The first FAA-approved LAAS system is active in Newark, N.J., based on the prototype developed at Ohio University. Others are coming online in 2010. LAAS systems are intended to replace the current instrument landing system (ILS), which is specific to not only every airport, but every runway end.

“If you have four runways, as in a large airport, you may have up to
eight ILS installations. These are expensive,” Bruckner says. “One LAAS can serve the entire airport. It does have an economy of scale.”

These cost savings are one priority of the FAA’s Next Generation Air Transportation System, or NextGen, along with improved safety and
volume capacity. NextGen is ushering in a satellite-based system of air traffic management, from the current ground-based system, so the LAAS system is the first step in an entire transformation of how the FAA manages air traffic safety.

NextGen goals also include reducing emissions while increasing air
traffic volume. Another FAA adaptation of GPS helps with this, too.
Currently, air traffic controllers stair-step the altitude of arriving planes into airports; using a few stages of constant altitude and speed makes it easier to control multiple planes in densely packed airspace.

The Automated Dependent Surveillance – Broadcast (ADS-B) system – in which airplanes use GPS to report their location and trajectory in relation to another – will allow controllers extra leeway to permit
smooth, continuous descents into airports, which in turn conserves fuel, limits emissions and reduces noise pollution.

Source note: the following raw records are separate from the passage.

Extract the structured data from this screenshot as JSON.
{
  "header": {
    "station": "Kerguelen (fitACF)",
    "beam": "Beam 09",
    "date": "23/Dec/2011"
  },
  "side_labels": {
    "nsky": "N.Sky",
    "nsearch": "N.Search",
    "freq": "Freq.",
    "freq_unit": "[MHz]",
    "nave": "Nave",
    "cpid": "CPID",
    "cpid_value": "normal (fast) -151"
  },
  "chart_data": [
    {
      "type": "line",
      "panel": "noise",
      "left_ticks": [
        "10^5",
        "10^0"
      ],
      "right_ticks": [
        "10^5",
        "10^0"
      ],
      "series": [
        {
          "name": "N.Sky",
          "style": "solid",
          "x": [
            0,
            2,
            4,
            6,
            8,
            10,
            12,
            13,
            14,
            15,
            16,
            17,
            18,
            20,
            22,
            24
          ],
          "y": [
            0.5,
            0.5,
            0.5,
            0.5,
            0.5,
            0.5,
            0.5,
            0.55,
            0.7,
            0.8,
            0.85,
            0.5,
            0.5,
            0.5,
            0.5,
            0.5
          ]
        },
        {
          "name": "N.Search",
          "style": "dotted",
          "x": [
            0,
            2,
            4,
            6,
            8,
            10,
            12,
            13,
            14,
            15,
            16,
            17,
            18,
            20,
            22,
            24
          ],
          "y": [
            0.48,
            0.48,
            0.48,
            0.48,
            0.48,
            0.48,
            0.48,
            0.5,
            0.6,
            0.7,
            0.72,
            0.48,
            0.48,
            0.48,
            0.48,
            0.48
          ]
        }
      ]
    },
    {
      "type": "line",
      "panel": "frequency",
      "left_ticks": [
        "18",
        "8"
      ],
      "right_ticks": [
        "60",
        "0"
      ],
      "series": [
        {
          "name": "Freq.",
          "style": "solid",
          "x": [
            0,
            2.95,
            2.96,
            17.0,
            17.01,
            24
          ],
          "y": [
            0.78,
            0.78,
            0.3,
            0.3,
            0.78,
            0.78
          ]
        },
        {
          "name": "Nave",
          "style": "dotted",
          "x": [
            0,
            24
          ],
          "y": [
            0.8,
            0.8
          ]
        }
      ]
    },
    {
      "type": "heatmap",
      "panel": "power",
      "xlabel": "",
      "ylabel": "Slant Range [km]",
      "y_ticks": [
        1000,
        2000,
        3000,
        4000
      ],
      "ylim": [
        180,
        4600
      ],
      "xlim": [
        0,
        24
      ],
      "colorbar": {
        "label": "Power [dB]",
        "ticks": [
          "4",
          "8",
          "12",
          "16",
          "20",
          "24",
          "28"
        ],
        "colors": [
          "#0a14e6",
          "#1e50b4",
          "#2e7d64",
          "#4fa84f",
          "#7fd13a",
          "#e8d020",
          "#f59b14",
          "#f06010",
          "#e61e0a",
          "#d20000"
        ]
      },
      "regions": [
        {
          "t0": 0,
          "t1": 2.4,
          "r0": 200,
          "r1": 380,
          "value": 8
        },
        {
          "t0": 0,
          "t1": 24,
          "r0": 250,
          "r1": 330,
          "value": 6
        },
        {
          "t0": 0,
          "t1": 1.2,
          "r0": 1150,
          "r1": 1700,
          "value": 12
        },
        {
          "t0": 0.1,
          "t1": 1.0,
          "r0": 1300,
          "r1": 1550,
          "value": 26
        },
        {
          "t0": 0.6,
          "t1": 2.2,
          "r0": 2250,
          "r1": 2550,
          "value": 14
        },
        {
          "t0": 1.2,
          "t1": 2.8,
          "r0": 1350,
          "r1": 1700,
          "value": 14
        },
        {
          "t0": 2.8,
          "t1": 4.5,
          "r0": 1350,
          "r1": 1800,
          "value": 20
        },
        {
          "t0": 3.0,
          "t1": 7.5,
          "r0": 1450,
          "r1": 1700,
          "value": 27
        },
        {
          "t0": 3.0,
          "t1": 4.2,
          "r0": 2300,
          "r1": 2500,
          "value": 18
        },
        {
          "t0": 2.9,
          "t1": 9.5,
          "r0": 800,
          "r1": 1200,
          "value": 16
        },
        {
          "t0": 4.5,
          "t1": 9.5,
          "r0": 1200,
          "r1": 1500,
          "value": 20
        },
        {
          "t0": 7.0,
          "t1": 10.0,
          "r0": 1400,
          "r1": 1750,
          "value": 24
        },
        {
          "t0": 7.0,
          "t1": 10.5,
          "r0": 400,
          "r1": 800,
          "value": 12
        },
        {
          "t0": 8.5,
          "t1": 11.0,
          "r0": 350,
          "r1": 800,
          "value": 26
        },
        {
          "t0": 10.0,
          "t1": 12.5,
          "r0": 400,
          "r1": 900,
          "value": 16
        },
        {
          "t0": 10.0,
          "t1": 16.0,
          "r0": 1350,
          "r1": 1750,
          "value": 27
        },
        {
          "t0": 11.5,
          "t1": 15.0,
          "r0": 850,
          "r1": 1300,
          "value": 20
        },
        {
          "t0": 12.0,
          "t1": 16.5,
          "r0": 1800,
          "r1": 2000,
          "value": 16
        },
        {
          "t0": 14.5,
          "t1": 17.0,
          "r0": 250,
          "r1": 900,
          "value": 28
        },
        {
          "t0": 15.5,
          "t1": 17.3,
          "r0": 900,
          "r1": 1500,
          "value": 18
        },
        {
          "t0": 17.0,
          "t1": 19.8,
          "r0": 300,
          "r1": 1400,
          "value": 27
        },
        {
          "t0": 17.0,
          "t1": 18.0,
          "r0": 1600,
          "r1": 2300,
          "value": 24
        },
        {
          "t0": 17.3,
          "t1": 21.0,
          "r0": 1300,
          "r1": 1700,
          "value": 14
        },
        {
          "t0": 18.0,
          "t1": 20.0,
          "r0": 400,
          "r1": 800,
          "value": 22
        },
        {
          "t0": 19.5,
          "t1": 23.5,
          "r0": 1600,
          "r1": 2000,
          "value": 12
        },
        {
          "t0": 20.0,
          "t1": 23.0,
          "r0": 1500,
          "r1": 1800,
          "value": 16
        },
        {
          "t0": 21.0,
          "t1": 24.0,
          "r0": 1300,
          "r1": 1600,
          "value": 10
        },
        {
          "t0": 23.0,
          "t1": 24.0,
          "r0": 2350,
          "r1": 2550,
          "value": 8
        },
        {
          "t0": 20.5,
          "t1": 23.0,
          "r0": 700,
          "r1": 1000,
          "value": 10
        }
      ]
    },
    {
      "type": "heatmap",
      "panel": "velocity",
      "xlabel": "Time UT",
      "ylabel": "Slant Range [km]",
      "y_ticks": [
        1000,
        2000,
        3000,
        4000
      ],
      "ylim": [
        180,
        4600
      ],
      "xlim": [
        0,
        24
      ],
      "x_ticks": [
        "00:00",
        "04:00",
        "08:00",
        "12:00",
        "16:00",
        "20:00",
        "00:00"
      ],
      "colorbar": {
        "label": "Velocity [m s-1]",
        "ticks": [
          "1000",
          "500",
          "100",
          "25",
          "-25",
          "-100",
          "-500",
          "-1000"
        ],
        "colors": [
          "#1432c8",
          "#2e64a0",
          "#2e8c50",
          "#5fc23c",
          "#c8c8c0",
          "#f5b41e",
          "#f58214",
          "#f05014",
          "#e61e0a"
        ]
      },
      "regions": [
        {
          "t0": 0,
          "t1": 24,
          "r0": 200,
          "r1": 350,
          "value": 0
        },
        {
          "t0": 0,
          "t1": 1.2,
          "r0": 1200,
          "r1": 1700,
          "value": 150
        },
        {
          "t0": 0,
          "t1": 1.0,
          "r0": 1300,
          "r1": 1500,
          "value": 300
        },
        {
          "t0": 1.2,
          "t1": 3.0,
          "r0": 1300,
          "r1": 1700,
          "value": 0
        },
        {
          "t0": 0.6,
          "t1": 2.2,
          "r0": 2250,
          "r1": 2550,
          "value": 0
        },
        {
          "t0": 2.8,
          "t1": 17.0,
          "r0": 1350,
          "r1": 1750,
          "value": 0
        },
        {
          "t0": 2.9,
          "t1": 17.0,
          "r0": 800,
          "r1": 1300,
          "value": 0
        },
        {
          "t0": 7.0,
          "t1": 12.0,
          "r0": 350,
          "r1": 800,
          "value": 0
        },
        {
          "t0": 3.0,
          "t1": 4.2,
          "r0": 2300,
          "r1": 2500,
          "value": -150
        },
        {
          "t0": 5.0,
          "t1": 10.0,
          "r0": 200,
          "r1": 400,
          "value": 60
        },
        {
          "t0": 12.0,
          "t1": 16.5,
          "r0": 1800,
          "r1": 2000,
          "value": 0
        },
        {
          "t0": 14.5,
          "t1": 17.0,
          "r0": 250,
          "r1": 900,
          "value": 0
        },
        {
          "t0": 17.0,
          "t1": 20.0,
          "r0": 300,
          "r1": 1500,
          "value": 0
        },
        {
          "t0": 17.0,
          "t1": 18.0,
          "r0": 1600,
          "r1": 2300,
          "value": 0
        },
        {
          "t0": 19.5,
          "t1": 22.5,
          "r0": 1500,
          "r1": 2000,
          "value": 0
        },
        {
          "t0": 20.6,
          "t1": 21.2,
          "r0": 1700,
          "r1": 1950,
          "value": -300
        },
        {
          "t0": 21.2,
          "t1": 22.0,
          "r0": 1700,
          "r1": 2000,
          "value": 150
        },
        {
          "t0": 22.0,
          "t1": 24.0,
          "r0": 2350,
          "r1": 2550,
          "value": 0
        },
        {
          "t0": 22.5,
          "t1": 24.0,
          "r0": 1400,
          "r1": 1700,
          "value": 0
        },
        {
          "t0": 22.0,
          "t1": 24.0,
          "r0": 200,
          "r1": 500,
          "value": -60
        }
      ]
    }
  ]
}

The Avionics Engineering Center has been partnering with the FAA since the 1960s, when the ground-based instrument landing system was the newest technology.

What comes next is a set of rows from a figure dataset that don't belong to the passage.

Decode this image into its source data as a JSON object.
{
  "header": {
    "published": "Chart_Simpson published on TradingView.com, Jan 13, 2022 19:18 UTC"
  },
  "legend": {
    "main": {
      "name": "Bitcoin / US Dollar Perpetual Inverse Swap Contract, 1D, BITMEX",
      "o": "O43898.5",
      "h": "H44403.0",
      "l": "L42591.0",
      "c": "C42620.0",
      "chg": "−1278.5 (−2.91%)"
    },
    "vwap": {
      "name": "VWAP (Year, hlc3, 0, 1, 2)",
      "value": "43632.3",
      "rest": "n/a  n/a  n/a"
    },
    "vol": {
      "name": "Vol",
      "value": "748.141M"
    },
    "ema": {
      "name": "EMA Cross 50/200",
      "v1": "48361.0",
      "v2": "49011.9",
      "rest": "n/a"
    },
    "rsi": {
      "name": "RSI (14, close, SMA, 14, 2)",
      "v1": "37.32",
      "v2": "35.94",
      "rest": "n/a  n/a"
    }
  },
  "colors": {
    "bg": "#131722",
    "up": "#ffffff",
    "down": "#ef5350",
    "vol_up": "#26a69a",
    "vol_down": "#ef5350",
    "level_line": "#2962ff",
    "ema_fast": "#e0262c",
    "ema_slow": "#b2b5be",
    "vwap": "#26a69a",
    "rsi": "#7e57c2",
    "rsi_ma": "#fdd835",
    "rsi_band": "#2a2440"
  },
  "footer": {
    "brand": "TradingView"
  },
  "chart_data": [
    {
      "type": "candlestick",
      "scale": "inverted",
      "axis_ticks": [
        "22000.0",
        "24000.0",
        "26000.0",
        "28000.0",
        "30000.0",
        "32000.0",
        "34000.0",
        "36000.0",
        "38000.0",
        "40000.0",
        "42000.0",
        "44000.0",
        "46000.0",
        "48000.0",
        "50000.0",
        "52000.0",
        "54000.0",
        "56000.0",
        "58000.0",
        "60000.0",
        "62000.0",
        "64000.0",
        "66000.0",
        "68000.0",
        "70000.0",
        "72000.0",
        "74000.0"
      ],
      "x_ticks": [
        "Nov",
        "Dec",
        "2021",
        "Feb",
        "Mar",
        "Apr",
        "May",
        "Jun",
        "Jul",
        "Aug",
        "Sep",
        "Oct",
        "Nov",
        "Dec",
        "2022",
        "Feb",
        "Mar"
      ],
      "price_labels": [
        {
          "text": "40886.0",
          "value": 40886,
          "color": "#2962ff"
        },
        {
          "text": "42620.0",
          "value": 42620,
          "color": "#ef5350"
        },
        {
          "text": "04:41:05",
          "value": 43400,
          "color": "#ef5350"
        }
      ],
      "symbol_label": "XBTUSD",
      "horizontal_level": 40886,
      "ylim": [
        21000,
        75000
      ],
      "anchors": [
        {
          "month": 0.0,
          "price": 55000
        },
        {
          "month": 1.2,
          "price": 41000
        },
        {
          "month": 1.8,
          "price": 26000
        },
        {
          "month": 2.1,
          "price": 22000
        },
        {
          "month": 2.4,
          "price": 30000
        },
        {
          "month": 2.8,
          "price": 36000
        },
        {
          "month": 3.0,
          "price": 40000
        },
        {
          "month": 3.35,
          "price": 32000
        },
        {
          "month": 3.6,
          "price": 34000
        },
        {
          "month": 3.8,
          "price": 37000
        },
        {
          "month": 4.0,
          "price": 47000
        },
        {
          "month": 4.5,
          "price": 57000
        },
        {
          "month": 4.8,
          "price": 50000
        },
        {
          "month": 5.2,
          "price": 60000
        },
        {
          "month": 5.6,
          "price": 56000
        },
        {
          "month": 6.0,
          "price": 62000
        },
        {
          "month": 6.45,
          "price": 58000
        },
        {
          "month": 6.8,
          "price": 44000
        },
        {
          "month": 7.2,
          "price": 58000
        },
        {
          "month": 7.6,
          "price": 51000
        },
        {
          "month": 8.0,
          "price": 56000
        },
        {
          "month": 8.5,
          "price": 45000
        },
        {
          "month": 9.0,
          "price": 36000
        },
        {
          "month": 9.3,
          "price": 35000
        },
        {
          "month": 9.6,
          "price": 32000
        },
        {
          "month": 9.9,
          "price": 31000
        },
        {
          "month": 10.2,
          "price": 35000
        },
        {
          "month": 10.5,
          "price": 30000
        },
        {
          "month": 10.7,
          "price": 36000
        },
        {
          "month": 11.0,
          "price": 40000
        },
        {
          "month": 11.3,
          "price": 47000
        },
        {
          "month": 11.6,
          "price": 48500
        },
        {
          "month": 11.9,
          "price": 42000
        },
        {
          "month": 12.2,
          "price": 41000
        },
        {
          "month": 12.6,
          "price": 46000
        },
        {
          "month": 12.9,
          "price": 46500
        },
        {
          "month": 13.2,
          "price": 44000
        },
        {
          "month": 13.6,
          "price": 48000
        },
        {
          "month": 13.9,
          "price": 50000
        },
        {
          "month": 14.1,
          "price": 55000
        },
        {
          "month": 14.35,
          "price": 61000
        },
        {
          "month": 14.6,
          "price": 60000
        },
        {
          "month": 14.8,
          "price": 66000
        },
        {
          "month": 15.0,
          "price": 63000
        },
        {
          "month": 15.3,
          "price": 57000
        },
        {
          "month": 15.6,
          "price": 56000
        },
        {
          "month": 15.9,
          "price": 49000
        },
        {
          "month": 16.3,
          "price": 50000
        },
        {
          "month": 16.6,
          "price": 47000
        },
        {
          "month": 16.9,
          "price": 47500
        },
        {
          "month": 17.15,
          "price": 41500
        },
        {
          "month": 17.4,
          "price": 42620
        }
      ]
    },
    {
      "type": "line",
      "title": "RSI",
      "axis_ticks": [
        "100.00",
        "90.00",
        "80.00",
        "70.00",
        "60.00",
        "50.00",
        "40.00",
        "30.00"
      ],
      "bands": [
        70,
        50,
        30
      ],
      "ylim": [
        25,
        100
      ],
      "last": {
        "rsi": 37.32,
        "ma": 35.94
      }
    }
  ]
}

“We still have a role in supporting the ILS and other ground-based
navigation aids as well as helping them move toward this Next Generation Air Transportation System,” said Mike DiBenedetto, senior research program engineer for the Avionics Engineering Center.

DiBenedetto and his colleague Rob Thomas manage the Center’s
participation in the FAA’s ADS-B program. This long-standing relationship is based on the center’s unique facility that has on hand test aircraft to evaluate prototypes developed by faculty and staff.

“We have a good fundamental understanding of navigation and landing systems and, obviously, interest in new technology,” DiBenedetto said, “We’re always interested in learning more to help the FAA sustain what they have and to bring new technologies into existence.”

The Avionics LAAS program has received more than $14 million in funding from the FAA since 1997. 

One of the center’s most recent grants in addition to the ADS-B project is a five-year contract with a ceiling of $9.5 million, to continue supporting the FAA’s navigation services office on projects similar to NextGen. 

Center researchers are already at work analyzing the safety of antenna structures alongside runways, to ensure they collapse safely in the event of a collision, thereby reducing the likelihood of damage to aircraft or injury to passenger risks.